Thursday, December 06, 2007

Cash Value Of Tournament Chips

After reading KODs excellent post on the matter, I thought I would put some hard numbers behind the concept of "Cash Value of Tournament Chips". First off, I love the pure economics argument that because you can't simply cash out your MTT chips for their face value, they can't be worth face value. Its amazing what you can prove using economics alone. So I wanted to look at a couple of examples and put a cash value on MTT chips. The two examples will be a single table S&G and the 50/50 tournament on Full Tilt.

Example #1: $10+1, 9-Player S&G, 1500 starting chips.

You pay $11 for 1500 in chips.
Initial cost = $11/T1500 = $0.007333

So $1 in MTT chips is worth less than one cent when the thing starts.

If you accumulate all of the chips and win the S&G you will win $45

End Value of chips $45/T13500
Final Value of all chips = $0.00333333

A couple of things to notice right away is that the rake of an MTT comes right out of the value of the chips, and the chips will always be worth less at the end than what you paid for them initially.

Example #2 50/50: $50+5 buy-in, 1000 entries, T2000, $10,000 for 1st

Initial Cost of Chips $55/T2000 = $0.0275
Final Value of Chips $10,000/T2,000,000 = $0.005

So as you can see the value of the MTT chips will be less in the end when you win the MTT than what you paid for the chips. So as KOD points out, taking a coinflip early on in an MTT or a S&G is a -EV move for those who coinflip, and +EV for the others at the table who do not. Doubling your chip stack does not double your cash amount because MTT chips lose their value over time.
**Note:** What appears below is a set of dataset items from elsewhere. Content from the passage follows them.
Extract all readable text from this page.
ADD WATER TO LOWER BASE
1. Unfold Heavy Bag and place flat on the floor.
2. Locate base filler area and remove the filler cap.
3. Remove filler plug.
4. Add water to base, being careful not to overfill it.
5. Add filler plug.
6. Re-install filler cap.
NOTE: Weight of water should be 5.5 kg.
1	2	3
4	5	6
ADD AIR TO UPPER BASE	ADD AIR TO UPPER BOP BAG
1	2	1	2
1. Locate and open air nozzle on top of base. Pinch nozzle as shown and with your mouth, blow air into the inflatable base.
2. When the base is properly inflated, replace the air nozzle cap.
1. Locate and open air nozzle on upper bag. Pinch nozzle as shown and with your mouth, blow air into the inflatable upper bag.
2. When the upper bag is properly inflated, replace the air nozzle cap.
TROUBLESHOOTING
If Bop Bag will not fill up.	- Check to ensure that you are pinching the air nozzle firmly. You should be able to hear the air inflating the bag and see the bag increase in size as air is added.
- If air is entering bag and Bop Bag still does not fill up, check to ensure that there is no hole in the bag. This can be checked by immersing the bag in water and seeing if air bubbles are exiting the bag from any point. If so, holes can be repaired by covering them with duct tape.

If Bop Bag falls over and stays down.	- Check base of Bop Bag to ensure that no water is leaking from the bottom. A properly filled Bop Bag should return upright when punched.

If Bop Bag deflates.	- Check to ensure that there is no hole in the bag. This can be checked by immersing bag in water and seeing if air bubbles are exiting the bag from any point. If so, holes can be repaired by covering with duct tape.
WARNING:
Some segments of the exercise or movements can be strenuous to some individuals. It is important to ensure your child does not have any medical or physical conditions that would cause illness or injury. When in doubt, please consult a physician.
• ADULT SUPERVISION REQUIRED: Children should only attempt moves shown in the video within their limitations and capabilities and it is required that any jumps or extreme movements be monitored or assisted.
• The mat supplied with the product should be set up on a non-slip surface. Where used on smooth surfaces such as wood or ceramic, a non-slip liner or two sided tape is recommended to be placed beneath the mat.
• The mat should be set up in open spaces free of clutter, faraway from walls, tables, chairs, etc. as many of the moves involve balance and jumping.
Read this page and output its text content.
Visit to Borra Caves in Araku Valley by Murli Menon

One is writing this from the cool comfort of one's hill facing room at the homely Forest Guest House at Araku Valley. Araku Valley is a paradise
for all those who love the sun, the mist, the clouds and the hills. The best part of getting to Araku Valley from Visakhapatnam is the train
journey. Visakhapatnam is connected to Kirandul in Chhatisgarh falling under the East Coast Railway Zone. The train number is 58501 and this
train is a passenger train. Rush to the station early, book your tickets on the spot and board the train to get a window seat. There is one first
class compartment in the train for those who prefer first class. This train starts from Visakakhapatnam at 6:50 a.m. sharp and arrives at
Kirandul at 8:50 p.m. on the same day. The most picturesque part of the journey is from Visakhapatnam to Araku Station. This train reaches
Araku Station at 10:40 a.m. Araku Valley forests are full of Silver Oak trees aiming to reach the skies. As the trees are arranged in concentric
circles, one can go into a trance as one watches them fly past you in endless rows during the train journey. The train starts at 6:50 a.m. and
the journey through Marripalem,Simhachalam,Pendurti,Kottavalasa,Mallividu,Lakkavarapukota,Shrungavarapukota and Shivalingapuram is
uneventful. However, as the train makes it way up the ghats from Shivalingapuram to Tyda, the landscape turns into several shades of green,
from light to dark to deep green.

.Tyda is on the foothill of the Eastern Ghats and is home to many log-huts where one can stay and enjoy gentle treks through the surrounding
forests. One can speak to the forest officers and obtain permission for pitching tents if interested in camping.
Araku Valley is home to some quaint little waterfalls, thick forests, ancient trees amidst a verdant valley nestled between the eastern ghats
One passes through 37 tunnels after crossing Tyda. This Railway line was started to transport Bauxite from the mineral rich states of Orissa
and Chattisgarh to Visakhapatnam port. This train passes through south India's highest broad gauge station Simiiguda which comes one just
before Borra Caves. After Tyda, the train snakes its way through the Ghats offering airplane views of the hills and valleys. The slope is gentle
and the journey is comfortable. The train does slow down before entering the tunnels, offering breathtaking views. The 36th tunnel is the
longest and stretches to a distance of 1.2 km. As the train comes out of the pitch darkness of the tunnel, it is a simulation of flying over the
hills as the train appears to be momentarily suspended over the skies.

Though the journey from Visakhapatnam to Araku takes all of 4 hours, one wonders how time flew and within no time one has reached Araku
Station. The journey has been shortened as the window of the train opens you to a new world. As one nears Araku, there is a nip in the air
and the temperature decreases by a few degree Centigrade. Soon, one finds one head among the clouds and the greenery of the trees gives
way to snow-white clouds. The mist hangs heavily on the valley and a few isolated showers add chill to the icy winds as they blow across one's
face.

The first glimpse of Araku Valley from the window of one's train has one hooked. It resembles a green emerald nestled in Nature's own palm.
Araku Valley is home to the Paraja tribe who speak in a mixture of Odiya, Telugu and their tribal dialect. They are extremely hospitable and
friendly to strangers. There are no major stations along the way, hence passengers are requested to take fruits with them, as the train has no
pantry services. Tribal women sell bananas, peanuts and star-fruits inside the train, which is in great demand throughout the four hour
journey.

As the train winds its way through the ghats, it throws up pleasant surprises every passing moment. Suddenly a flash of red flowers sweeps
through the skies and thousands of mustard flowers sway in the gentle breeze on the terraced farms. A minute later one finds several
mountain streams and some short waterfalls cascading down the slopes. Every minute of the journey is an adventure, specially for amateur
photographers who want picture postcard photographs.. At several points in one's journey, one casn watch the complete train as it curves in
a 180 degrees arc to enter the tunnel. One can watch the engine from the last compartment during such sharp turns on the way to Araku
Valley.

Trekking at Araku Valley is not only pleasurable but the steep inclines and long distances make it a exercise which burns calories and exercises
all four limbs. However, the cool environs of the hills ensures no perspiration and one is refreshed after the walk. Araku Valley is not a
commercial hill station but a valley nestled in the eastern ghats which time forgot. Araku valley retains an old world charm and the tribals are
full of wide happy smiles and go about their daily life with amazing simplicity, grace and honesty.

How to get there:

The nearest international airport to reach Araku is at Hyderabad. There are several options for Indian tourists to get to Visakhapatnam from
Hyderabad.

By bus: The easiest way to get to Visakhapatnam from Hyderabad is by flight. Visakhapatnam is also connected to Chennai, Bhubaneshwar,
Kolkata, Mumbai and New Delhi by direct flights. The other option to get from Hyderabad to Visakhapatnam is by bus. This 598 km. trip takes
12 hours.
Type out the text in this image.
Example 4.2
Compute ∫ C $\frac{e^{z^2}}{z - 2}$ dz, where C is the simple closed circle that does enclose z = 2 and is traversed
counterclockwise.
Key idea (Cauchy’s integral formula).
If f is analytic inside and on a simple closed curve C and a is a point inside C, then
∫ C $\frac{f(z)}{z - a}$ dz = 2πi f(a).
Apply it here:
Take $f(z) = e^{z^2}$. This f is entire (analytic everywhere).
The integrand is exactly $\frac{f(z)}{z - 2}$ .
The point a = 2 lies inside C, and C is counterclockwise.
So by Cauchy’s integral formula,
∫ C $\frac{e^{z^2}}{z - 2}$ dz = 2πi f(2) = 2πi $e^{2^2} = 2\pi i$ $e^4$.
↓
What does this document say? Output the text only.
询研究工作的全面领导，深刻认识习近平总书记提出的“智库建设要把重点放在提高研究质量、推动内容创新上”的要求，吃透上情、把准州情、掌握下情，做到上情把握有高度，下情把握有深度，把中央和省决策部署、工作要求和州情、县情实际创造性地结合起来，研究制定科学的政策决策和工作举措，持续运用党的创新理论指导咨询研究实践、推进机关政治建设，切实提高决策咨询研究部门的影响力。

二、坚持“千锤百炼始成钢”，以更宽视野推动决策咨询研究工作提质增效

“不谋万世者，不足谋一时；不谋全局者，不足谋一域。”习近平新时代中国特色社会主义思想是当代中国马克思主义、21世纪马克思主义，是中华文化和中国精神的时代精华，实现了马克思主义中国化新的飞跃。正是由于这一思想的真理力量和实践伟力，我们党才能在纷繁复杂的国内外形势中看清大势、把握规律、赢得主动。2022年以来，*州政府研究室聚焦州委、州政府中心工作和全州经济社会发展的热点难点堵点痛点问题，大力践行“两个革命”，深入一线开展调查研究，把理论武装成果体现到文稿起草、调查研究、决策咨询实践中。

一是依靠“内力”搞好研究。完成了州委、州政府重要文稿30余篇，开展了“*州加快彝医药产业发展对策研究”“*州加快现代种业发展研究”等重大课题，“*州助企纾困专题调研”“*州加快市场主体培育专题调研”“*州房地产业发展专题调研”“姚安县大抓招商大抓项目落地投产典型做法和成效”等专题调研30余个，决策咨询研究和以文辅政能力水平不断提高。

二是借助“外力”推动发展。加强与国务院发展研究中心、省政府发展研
There is a huge problem with this argument. Do you guys see it? This argument ignores all of the positions that win cash in an MTT or S&G after they have lost all of their chips. All the non-first cash finishers, got paid cash and had zero tournament chips after busting out. Since they won cash without any chips, the value of the chips to them is actually infinite. If you combine the infinite value of chips for the bustouts with the reduced value for the winner, the chip values really do not change over time in an MTT. You take a hit in the beginning based on the rake, but that's it. Doubling-up early effectively doubles your projected cash amount in an MTT. Think about the Sit and Go example with "average play" from everyone at the table. Basically average play means that the blinds are getting distributed around the table in general. So when you double your stack to T3000 early you now have the average stack for when 1/2 of the field is gone. Assuming that you can maintain that stack until the point where the other 1/2 is actually gone, you really did just double your chances. I think the greater point that KOD was getting at is that MTTs are not very fair to the winner, in that they are not winner take all, even though the winner gets all the chips. So the winner of an MTT or S&G really does not get all of the EV they are entitled to by the plays that they made. However, this is offset perfectly by the people who were eliminated and still won cash.

So whats the moral here? Play for second place is as +EV as it gets in MTTs!